Today, it is recommended to short the US dollar before 143.90, stop loss: 144.10; target: 143.00, 142.80
EUR/USD
EUR/USD has found some new support in a data-driven USD pullback, rebounding above 1.1080 on expectations that the Fed may cut interest rates by 50 basis points in September. EUR/USD has found some new support in a data-driven USD pullback, with important European data still limited in the first half of the week, with pan-European July retail sales data on Thursday, followed by a preview of US labor data before the non-farm data on Friday, which will keep EUR/USD traders busy. European GDP data will also be released on Friday, with second-quarter growth expected to be roughly the same as the previous reading. The US ISM Manufacturing Purchasing Managers' Index (PMI) for August came in below expectations at 47.2, below the median market forecast of 47.5. This provides already timid investors with a perfect excuse to pull back from their recent one-sided bullish expectations. Friday's US non-farm payrolls data hits. This is the latest round of key US labor data before the Federal Reserve (Fed) announces its latest interest rate decision on September 18.

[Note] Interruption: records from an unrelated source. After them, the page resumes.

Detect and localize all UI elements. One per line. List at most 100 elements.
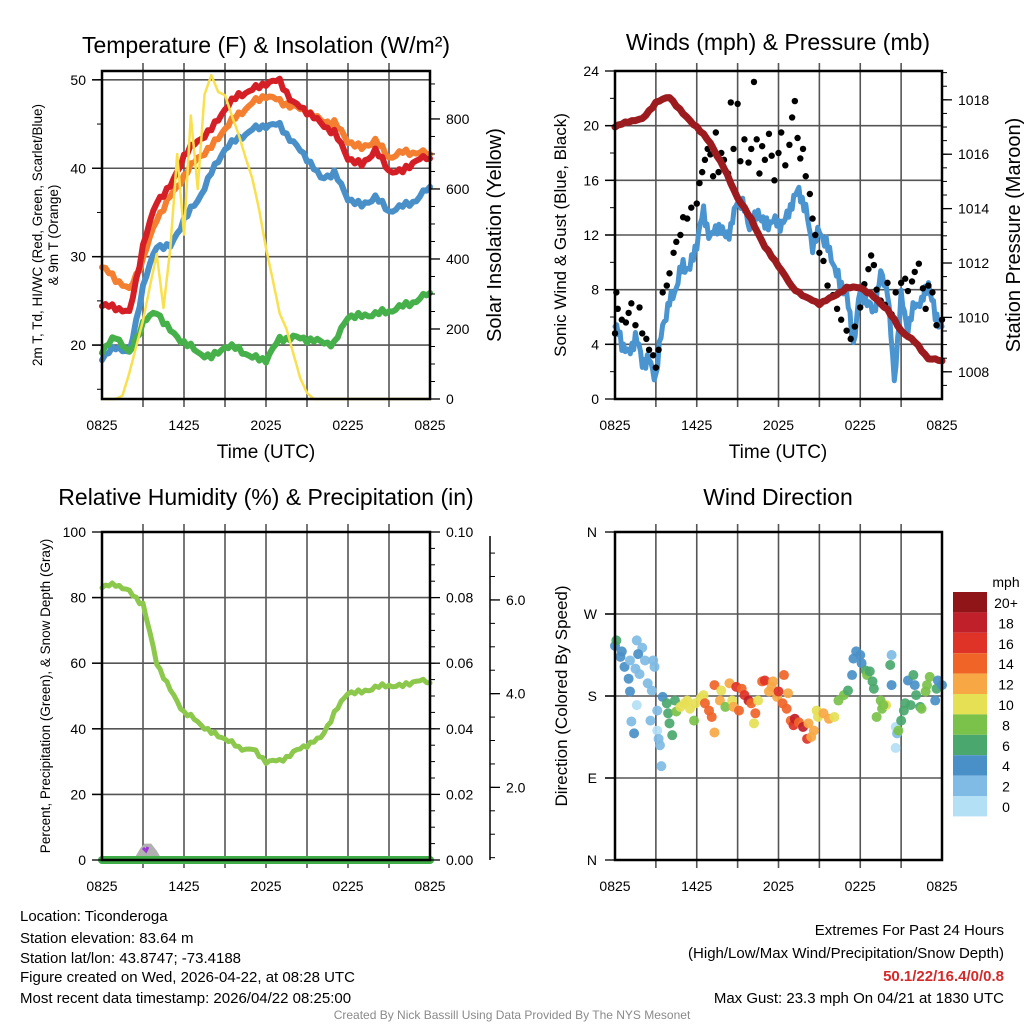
- gust-point: [791, 97, 799, 105]
- direction-tick-label: E: [588, 770, 597, 786]
- direction-point: [733, 705, 744, 716]
- solar-right-tick-label: 200: [446, 321, 470, 337]
- x-tick-label: 0225: [332, 878, 363, 894]
- pressure-right-tick-label: 1018: [958, 92, 989, 108]
- x-tick-label: 0825: [599, 878, 630, 894]
- direction-point: [753, 695, 764, 706]
- sonic-wind-line: [612, 184, 945, 384]
- gust-point: [908, 278, 916, 285]
- temp-left-axis-label-line2: & 9m T (Orange): [46, 185, 61, 286]
- gust-point: [797, 155, 804, 162]
- gust-point: [761, 156, 769, 164]
- x-tick-label: 0825: [86, 878, 117, 894]
- gust-point: [806, 190, 814, 198]
- direction-point: [698, 690, 709, 701]
- x-tick-label: 2025: [250, 878, 281, 894]
- footer-created: Figure created on Wed, 2026-04-22, at 08…: [20, 969, 355, 986]
- gust-point: [911, 268, 918, 276]
- colorbar-label: 6: [1002, 738, 1010, 754]
- x-tick-label: 1425: [681, 878, 712, 894]
- gust-point: [915, 260, 923, 267]
- gust-point: [794, 134, 801, 142]
- direction-point: [778, 670, 789, 681]
- direction-point: [642, 678, 653, 689]
- direction-point: [611, 635, 622, 646]
- solar-right-tick-label: 400: [446, 251, 470, 267]
- colorbar-label: 14: [998, 656, 1014, 672]
- series-2m-t-line: [99, 75, 433, 315]
- direction-point: [856, 658, 867, 669]
- direction-point: [768, 676, 779, 687]
- precip-right-tick-label: 0.08: [446, 590, 473, 606]
- direction-point: [886, 650, 897, 660]
- gust-point: [929, 289, 936, 296]
- snow-right-tick-label: 2.0: [506, 779, 526, 795]
- direction-point: [855, 650, 866, 660]
- colorbar-swatch: [953, 775, 987, 796]
- direction-point: [909, 680, 920, 691]
- rh-left-axis-label: Percent, Precipitation (Green), & Snow D…: [38, 539, 53, 853]
- wind-right-axis-label: Station Pressure (Maroon): [1003, 118, 1024, 353]
- station-pressure-line: [611, 94, 946, 365]
- extremes-legend: (High/Low/Max Wind/Precipitation/Snow De…: [688, 945, 1004, 962]
- direction-point: [629, 728, 640, 739]
- gust-point: [639, 330, 646, 337]
- pressure-right-tick-label: 1010: [958, 309, 989, 325]
- pressure-right-tick-label: 1012: [958, 255, 989, 271]
- gust-point: [712, 129, 720, 136]
- colorbar-title: mph: [992, 574, 1019, 590]
- rh-left-tick-label: 0: [78, 852, 86, 868]
- plots-layer: 0825 1425 2025 0225 082520304050020040060080…: [63, 63, 1020, 894]
- gust-point: [730, 145, 737, 153]
- direction-point: [682, 695, 693, 706]
- direction-point: [652, 725, 663, 736]
- direction-point: [706, 711, 717, 722]
- direction-point: [808, 725, 819, 736]
- direction-point: [924, 671, 935, 682]
- gust-point: [688, 204, 695, 211]
- direction-point: [634, 669, 645, 680]
- gust-point: [748, 145, 755, 153]
- gust-point: [643, 335, 650, 343]
- temp-left-tick-label: 20: [70, 337, 86, 353]
- precip-right-tick-label: 0.00: [446, 852, 473, 868]
- direction-point: [908, 670, 919, 681]
- footer-location: Location: Ticonderoga: [20, 908, 168, 925]
- colorbar-swatch: [953, 673, 987, 694]
- direction-point: [748, 718, 759, 729]
- direction-point: [905, 700, 916, 711]
- direction-point: [864, 666, 875, 677]
- colorbar-swatch: [953, 734, 987, 756]
- gust-point: [816, 249, 823, 256]
- x-tick-label: 0825: [926, 417, 957, 433]
- gust-point: [897, 279, 905, 287]
- extremes-title: Extremes For Past 24 Hours: [815, 922, 1004, 939]
- direction-panel-title: Wind Direction: [703, 484, 853, 510]
- colorbar-swatch: [953, 796, 987, 817]
- direction-point: [750, 708, 761, 719]
- wind-x-axis-label: Time (UTC): [729, 442, 828, 463]
- gust-point: [837, 316, 845, 323]
- precip-type-marker: [141, 846, 150, 854]
- gust-point: [820, 257, 827, 265]
- gust-point: [655, 346, 662, 353]
- series-9m-t-line: [99, 93, 433, 292]
- direction-point: [626, 716, 637, 727]
- direction-point: [649, 661, 660, 672]
- pressure-right-tick-label: 1016: [958, 146, 989, 162]
- gust-point: [892, 289, 899, 296]
- colorbar-swatch: [953, 653, 987, 674]
- colorbar-label: 4: [1002, 758, 1010, 774]
- x-tick-label: 0225: [845, 878, 876, 894]
- snow-right-tick-label: 4.0: [506, 686, 526, 702]
- temp-right-axis-label: Solar Insolation (Yellow): [484, 128, 506, 342]
- x-tick-label: 0825: [926, 878, 957, 894]
- wind-left-tick-label: 24: [583, 63, 599, 79]
- precip-right-tick-label: 0.06: [446, 655, 473, 671]
- direction-point: [631, 700, 642, 711]
- x-tick-label: 2025: [250, 417, 281, 433]
- solar-right-tick-label: 600: [446, 181, 470, 197]
- direction-point: [663, 708, 674, 719]
- gust-point: [843, 327, 850, 334]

From the daily chart, EUR/USD has fallen back to recent technical levels, but demand continues to emerge, trying to keep the bid balanced even if a bullish rebound cannot be fully realized. EUR/USD hit a 13-month high above 1.1200 early last week, and the recent pullback in the US dollar has bulls looking for gains. EUR/USD is currently still above the 30-day moving average of 1.0994, and 1.1000 {market psychological level}. Although EUR/USD is deeply in the bull market, it still faces a bearish correction as bears gather above the 50-day moving average (1.0923). As for the upside, the initial targets are 1.1201 {13-month high}, and 1.1200 {round number}, and a breakout points to 1.1275 {last year's high on July 18}.
Today it is recommended to go long on USD before 1.1070, stop loss: 1.1055, target: 1.1110, 1.1120.